This morning, savouring our Christmas break but still committed workaholics, Andrew and I met at Brown’s on George Street to spend a very pleasant hour or two over tea and toast making plans for bookshop events and choosing titles for our Book of the Week and Book of the Month promotions (the only titles we discount don’t you know and all chosen because we think our customers will love them rather than because we’re paid to promote them – unlike, ahem, certain bookshop chains). Afterwards, we decided to wander down the street to see how Waterstone’s sale was going.

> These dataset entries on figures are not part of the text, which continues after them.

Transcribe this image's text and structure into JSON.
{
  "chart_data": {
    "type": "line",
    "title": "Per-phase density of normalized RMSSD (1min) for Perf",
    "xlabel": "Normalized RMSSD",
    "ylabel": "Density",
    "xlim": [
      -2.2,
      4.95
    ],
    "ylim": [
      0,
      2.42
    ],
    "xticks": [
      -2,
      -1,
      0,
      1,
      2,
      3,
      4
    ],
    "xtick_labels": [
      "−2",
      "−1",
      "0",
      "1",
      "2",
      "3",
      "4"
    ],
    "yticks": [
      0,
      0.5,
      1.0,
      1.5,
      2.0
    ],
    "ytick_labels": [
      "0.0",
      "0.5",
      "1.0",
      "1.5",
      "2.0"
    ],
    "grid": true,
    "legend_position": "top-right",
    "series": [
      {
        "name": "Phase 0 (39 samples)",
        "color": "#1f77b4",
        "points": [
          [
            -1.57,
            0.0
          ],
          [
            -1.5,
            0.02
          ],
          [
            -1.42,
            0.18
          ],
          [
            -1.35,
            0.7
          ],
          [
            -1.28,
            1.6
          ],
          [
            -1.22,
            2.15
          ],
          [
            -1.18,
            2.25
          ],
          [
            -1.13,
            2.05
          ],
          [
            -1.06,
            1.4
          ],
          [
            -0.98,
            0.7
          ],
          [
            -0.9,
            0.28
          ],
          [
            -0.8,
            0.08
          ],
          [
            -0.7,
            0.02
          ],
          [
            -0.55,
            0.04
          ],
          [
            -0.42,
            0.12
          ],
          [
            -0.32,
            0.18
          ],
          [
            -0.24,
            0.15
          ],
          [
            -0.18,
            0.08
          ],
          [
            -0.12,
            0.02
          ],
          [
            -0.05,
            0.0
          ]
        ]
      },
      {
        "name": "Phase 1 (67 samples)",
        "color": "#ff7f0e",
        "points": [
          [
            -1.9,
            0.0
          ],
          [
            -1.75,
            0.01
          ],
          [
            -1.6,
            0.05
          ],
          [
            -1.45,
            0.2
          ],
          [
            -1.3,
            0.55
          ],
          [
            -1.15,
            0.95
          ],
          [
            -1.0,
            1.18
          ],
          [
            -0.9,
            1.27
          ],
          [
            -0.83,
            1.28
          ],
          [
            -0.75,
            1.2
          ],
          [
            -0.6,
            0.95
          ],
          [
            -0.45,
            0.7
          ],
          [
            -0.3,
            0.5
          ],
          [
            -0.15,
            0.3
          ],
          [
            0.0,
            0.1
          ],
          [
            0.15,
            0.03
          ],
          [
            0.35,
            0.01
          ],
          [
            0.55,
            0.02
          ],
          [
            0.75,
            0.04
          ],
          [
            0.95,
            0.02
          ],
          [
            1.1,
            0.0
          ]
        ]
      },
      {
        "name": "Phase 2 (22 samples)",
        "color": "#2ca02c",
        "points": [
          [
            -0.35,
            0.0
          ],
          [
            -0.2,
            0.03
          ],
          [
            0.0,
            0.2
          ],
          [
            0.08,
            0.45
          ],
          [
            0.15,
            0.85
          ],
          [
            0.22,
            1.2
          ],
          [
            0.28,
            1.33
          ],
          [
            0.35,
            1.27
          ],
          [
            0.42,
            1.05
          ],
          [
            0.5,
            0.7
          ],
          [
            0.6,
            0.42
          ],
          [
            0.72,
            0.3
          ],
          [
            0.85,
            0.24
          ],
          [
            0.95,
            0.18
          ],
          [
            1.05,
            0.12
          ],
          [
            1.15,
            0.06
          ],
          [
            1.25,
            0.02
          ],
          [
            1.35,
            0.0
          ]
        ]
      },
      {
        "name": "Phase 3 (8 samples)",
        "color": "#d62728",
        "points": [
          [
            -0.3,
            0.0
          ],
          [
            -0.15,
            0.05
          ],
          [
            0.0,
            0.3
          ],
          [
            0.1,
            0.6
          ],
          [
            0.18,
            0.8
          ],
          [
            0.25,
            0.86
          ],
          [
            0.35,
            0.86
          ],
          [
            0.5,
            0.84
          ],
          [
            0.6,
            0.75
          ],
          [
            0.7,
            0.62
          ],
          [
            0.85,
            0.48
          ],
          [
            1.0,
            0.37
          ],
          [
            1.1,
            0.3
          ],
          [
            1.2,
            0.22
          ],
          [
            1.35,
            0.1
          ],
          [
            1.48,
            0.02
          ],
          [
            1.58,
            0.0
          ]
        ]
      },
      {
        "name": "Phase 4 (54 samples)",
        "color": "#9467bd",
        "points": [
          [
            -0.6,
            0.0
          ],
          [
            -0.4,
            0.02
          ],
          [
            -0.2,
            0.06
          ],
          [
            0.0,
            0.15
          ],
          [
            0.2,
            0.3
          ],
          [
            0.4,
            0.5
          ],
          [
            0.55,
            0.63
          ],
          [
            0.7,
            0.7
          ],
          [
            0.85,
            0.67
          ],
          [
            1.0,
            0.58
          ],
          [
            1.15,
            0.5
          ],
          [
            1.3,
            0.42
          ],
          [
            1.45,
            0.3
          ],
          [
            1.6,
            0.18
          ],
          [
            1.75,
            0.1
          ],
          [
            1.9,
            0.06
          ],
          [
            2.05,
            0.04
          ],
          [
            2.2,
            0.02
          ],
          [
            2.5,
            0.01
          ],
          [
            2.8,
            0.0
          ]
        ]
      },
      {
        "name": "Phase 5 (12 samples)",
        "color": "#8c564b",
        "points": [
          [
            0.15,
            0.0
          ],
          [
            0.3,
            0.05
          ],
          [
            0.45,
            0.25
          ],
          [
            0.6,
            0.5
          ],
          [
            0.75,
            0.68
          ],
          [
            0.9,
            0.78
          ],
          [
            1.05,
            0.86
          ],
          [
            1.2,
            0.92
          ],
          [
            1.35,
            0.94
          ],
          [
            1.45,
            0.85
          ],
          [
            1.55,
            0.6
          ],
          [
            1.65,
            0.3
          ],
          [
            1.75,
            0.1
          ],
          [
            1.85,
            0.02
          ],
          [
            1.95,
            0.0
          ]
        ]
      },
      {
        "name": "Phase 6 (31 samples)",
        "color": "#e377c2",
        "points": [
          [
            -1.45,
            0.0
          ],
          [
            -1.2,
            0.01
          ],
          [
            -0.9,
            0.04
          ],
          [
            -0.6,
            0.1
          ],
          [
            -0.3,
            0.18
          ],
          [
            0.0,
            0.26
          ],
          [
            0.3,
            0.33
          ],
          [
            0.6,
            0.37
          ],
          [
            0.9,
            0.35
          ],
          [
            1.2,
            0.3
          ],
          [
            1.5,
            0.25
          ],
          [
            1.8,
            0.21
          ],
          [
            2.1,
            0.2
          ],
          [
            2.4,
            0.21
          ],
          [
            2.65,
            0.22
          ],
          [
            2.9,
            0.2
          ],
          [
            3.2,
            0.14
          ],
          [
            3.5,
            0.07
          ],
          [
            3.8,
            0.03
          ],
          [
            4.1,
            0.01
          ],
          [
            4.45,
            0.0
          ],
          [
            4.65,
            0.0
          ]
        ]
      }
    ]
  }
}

I’ll come on to that in a minute but first I’d like to share with you the decidedly tasteless poster that was adorning their front window. As one chain crashes and burns and hundreds of people lose their jobs two days before Christmas (and just along the street the Wesley Owen Christian bookshop is having a closing down sale because they’ve gone into administration) gloating about it really is classy isn’t it? It isn’t as though everyone in the trade who even glances at the trade press is unaware of how Borders staff are feeling and given that hundreds of people were made redundant at Waterstone’s earlier in 2009, you would think that the Big W would hesitate before indulging in such schadenfreude, wouldn’t you? Especially when figures like these are being released showing that Waterstone’s itself is hardly in rude health.
And the Waterstone’s sale? Well, they’ve got an awful lot of Jeremy Clarkson and Delia’s new Christmas book lying around – we counted well over a hundred copies of the latter – but what was surprising was the amount of discounting going on on titles that shouldn’t really need to be discounted – titles that have been selling well for us at full price such as Wolf Hall by Hilary Mantel, Girl with the Dragon Tattoo by Steig Larsson and Climbing the Bookshelves by Shirley Williams – so it looks as though they’ve over-ordered on those and discounting heavily makes a smaller loss than the costs involved in returning them to the Hub and then back to the publishers, with all the attendant problems that have been experienced getting books out of the Hub, never mind back in and out the other side. And the shop was a mess which never gives a good impression when combined with knock-down prices as they chase Amazon to the bottom of the market – after all, who wants to look like a bargain basement?
All in all, our visit made us feel quite pleased with how the first few months at The Edinburgh Bookshop have gone – not complacent by any means, but positive and we’re enthusiastic about the new year. But that poster in the window – that really gave us an opportunity to feel morally superior.